4.0

The Last Full Measure is contemporary military social history in the style of John Keegan, travelling most well-trodden examples of how soldiers die. In some sense, the task is impossible. No historian, however able, can conjure up Achilles' shade to ask "So what was it like to die?"

Stephenson starts with some insights from anthropology. Indigenous people worldwide, and our near cousins in chimpanzees, practice a similar form of 'raiding' warfare, based on ambush and sudden violence against the isolated and unweary. From this he moves into 'Western warfare', based on a close analysis of the Iliad and historical accounts of phalanx and legionary warfare. There's a clear distinction between 'heroic' combat between champions of similar social status and ability, the random mass crush of arms, and the hit-and-run tactics of nomadic horse archers.

A clear break with the past is the introduction of gunpowder weaponry, which change combat from the duty of a martial elite to the levy en mass, with new ways of dying from lead shot and cannons. Stephenson discusses the bayonet debate, following the conventional wisdom that almost no bayonet casualties arrived to be recording at field hospitals, but allowing for the alternative that bayonets were a secondary weapon used to finish off the wounded in close assault.

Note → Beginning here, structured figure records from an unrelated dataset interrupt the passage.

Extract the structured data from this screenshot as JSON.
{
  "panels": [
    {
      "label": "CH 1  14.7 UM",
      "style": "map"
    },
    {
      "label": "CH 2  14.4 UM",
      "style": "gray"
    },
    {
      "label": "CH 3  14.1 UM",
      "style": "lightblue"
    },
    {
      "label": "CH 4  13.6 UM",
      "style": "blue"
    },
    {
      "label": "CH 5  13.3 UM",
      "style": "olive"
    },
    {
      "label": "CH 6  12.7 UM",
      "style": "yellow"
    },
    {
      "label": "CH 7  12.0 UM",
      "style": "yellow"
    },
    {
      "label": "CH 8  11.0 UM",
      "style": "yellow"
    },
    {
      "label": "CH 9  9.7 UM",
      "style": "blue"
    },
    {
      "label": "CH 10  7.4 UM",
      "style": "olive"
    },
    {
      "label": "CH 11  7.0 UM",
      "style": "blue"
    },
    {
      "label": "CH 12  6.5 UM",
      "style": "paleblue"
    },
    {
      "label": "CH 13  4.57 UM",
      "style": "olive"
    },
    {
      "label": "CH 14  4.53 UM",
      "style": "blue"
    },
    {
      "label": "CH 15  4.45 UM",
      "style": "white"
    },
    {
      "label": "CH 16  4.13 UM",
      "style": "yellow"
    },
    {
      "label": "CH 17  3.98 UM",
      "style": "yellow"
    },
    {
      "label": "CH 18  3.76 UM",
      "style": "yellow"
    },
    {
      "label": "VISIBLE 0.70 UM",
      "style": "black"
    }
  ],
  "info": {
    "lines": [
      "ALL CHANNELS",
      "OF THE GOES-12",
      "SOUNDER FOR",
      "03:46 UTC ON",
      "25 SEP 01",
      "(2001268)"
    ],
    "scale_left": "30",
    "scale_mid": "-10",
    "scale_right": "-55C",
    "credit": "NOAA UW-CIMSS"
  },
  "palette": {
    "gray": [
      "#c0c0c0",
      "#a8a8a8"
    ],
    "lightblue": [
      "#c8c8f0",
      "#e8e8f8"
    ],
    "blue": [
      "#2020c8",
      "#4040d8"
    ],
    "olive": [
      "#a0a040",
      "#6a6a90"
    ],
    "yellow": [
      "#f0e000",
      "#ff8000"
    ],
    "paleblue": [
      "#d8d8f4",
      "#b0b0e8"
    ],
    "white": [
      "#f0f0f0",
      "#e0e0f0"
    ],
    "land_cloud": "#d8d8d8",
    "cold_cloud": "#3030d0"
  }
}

From there it's a leap to the best section, a discussion of death in the industrial abattoir of the Western Front in World War I, where men were murdered and mangled by the millions by high explosive shells, machine guns, and poison gas. Sections on the Second World War, and war since, round out the book.

I'm torn, because this is a very good history within its bounds, and has a great selection of excerpts. But Stephenson doesn't have an explicit thesis or argument about death in battle. His choice of sources is thorough, but also entirely conventional. There's nothing about how, say, Vikings saw death, or the mercenaries who ravaged Europe in the 15th-17th century, prior to modern explicitly national armies. Death is horrifying, and killing the central aspect of war, but there's an element of pornography to this book, and how it shows men in their last and most vulnerable moments. Call it a four, but a low four.